Catalonia is not very fond of kitesurfers. The only exception is the bay from Roses to Sant Pere Pescador, where I was and another spot closer to Barcelona. Great place, beach bar, sea, beach, wind. Still a little bit to the side so more guys than beautiful women in bikinis but let's say pretty close to paradise.

When I looked at the forecast, I had a smile from ear to ear, but the locals were less happy. The tramontana, which is so much loved in Leucate, or the northwest wind, is not eagerly awaited in this area. Probably because it is a bit uneven, and those locals were not rather on Tarifa by the levante;)

I had a pretty good swim. One day I tested the kites from 7 by 10 to 12 meters that day, so a bit variable, but the feeling of kitesurfing fulfillment was there.
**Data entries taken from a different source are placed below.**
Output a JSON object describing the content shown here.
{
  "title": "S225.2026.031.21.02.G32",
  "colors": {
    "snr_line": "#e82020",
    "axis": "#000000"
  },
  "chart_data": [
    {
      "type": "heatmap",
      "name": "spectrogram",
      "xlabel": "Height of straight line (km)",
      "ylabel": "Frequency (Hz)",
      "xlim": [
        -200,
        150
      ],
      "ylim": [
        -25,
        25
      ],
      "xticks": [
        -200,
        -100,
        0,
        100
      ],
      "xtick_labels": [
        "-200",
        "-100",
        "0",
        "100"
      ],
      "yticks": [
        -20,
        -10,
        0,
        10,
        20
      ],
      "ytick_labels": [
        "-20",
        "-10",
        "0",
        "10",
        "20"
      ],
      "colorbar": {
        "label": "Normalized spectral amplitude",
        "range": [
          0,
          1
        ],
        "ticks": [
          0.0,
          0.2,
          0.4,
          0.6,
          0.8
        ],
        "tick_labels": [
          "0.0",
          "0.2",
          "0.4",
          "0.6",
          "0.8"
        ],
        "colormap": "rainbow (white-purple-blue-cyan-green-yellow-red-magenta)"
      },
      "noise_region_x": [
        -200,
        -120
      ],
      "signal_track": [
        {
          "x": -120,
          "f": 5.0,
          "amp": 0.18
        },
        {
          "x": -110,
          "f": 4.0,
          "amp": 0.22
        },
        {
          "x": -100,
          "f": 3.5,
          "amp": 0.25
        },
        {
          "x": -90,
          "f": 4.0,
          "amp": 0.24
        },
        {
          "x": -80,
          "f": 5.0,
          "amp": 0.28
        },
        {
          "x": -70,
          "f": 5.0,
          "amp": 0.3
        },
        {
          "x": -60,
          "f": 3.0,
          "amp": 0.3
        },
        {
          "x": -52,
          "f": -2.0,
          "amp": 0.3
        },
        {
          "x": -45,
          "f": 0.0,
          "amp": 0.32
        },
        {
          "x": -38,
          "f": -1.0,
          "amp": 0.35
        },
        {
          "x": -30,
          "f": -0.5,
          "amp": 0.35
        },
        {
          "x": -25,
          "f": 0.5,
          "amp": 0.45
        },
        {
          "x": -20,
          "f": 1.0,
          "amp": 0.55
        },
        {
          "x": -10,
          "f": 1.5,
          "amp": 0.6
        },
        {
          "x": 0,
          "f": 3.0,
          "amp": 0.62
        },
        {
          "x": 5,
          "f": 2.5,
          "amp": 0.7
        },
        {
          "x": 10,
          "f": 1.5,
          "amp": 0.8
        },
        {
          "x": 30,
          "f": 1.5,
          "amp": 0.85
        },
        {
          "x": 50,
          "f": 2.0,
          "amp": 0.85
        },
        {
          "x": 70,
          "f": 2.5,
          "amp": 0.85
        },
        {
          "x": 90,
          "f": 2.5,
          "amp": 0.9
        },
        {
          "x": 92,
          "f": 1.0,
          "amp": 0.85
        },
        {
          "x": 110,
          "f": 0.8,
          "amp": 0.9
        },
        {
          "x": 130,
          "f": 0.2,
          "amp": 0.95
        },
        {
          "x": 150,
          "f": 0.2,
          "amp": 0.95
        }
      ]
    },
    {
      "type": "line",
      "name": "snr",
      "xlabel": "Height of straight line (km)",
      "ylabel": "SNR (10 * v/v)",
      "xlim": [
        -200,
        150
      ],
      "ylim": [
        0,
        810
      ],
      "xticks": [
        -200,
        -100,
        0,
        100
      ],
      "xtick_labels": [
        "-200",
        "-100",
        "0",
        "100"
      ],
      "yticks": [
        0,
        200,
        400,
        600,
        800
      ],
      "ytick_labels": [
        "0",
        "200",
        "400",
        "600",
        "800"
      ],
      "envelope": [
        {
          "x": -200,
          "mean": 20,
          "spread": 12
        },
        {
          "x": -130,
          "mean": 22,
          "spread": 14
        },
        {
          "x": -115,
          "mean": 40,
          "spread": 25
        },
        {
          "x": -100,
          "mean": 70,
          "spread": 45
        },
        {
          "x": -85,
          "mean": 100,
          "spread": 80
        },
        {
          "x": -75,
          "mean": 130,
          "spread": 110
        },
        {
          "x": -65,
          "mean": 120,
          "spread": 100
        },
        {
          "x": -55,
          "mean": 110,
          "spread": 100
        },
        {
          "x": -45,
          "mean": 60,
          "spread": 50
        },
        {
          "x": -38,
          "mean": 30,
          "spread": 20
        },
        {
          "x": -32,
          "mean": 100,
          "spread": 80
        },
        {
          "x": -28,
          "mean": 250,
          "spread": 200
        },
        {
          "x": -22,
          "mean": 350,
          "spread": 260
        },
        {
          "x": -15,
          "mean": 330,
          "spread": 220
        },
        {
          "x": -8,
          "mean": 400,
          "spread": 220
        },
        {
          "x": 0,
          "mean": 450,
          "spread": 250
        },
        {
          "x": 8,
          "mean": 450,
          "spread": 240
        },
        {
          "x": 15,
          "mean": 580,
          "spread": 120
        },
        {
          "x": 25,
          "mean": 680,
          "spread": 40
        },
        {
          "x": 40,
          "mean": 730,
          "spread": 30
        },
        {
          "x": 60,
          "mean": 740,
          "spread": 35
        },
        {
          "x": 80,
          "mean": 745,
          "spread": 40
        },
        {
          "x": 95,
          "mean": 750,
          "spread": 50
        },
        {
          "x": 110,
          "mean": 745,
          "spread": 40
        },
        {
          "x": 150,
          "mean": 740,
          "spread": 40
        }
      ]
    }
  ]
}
My plan was that the next stop would be Alikante, which my friend didn't recommend. So I consulted the nursery. I got two seats at Delta de l'Ebre and Capo de Gato. "I'm pretty flexible," so why not.

Delta de L'ebre is a seat that is a bit similar to our Hel. Long peninsula, shallow and warm water. Unfortunately, the thermal winds do not work very well there. Apparently in winter ... I mean the Spanish winter, which means that during our summer, the winds are stronger there. I managed to pass a small session there. Well let's say I'm waiting for Nobile to launch Breeze, a light-wind kite. This place is no less interesting, worth visiting for some winter trip.

In turn, the second seat recommended to me is heaven on earth. Capo de Gato is a must-see spot. First a plain, then a great mountain that is also a peninsula. The views are breathtaking, and a ride on the road boosts the adrenaline level in your blood. Unfortunately, I had little time, because at night I was supposed to pick up Matt, a Pole who comes from Wrock, but lives in Barcelona at night. He moved there in pursuit of the wind, and he wanted to join me for a few days as part of a long weekend.

On my way back to Capo de Gato, I saw two kites, so I was already rubbing my hands. The water is practically perfectly flat, but the wind is offshore. As it turned out, one of the kitesurfers is the current Spanish junior champion (at least that's what I understood), who was with his brother and father, the owner of the motorboat. A happy girl was selected from the group to translate my English into Spanish. In this way, I secured a free rescue in a mega-location and great conditions. With two guys combing the handle passes, I looked like an amateur with my backroll, but I got off the water with a wide "banana".

Slightly late, I picked up Matt and we headed for Tarifa. Yes, THIS Tarifa. How have I written before ???? However, Tarifa will not become my favorite spot.

While I was there with Matt, the Levante was a bit polite and not jerking that much. Nevertheless, it was one of the first times that I used T5 kites, i.e. bows from Nobile. Mostly I prefer C-shap Fifty-fifty hybrids. But with such uneven winds, the bow design just works better.

Once again I had the opportunity to test my instructor skills. I am lucky as an instructor because I taught two nice girls.

On Sunday morning we headed towards Morocco to check out Moulay Busalham, and on Monday Matt was supposed to catch a flight from Casablanca.

CDN ...


I travel, collect memories, live in the moment.